Note: This is a follow up to this question.
I have a "legacy" program which does hundreds of string matches against big chunks of HTML. For example if the HTML matches 1 of 20+ strings, do something. If it matches 1 of 4 other strings, do something else. There are 50-100 groups of these strings to match against these chunks of HTML (usually whole pages).
I'm taking a whack at refactoring this mess of code and trying to come up with a good approach to do all these matches.
The performance requirements of this code are rather strict. It needs to not wait on I/O when doing these matches so they need to be in memory. Also there can be 100+ copies of this process running at the same time so large I/O on startup could cause slow I/O for other copies.

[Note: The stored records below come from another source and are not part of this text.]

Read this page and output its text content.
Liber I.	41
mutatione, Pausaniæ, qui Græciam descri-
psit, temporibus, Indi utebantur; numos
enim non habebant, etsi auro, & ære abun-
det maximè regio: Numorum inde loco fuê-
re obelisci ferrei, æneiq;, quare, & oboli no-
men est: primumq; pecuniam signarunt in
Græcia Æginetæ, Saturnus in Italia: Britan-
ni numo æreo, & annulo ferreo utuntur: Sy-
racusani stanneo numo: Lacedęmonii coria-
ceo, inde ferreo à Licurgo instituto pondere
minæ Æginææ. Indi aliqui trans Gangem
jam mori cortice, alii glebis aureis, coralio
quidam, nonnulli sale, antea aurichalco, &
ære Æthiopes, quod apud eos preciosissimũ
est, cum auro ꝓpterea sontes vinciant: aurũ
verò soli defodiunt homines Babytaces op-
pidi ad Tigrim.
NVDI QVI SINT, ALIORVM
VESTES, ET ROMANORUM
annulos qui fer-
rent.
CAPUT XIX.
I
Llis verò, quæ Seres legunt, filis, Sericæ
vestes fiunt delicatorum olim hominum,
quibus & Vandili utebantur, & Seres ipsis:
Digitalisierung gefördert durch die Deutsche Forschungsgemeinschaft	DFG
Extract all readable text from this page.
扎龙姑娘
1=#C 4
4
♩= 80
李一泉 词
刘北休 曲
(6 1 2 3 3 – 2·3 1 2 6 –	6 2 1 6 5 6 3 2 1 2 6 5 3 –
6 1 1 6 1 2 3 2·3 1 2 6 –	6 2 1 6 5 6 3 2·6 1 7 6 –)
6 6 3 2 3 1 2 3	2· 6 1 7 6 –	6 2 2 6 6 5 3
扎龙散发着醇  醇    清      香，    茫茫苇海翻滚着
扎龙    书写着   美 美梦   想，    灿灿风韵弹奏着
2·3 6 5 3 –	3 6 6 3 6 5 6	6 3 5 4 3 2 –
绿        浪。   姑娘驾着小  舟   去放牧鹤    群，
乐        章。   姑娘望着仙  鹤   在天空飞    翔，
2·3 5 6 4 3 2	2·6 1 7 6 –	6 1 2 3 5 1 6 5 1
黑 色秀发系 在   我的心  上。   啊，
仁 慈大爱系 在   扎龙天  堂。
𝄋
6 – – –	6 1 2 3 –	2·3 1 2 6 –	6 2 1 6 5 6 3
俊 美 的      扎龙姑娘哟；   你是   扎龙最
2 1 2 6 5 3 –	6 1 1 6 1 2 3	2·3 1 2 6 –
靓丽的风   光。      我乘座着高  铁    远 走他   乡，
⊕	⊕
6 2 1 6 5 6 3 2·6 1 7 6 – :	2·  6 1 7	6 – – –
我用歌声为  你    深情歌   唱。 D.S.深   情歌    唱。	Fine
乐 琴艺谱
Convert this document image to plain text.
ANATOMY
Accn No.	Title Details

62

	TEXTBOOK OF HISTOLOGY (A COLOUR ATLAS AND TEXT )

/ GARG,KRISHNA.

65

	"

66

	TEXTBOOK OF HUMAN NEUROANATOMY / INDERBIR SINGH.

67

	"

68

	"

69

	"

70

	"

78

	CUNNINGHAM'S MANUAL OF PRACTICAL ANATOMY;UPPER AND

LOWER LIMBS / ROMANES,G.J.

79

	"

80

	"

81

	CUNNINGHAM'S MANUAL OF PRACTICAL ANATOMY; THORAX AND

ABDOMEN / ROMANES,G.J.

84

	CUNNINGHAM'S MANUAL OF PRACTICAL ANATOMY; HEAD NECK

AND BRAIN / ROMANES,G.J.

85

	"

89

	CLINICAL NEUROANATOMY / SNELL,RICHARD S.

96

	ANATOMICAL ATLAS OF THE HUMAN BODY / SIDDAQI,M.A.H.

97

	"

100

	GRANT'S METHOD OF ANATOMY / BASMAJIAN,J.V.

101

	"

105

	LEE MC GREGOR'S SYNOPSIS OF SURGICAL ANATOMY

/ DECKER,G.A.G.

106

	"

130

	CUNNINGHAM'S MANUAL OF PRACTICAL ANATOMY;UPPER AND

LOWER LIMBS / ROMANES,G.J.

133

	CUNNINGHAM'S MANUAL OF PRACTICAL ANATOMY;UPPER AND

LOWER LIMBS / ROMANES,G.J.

With these requirements in mind it would be most efficient if only one copy of these strings are stored in RAM (see my previous question linked above).
This program currently runs on Windows with Microsoft compiler but I'd like to keep the solution as cross-platform as possible so I don't think I want to use PE resource files or something.
Mmapping an external file might work but then I have the issue of keeping program version and data version in sync, one does not normally change without the other. Also this requires some file "format" which adds a layer of complexity I'd rather not have.
So after all of this pre-amble it seems like the best solution is to have a bunch arrays of strings which I can then iterate over. This seems kind of messy as I'm mixing code and data heavily, but with the above requirements is there any better way to handle this sort of situation?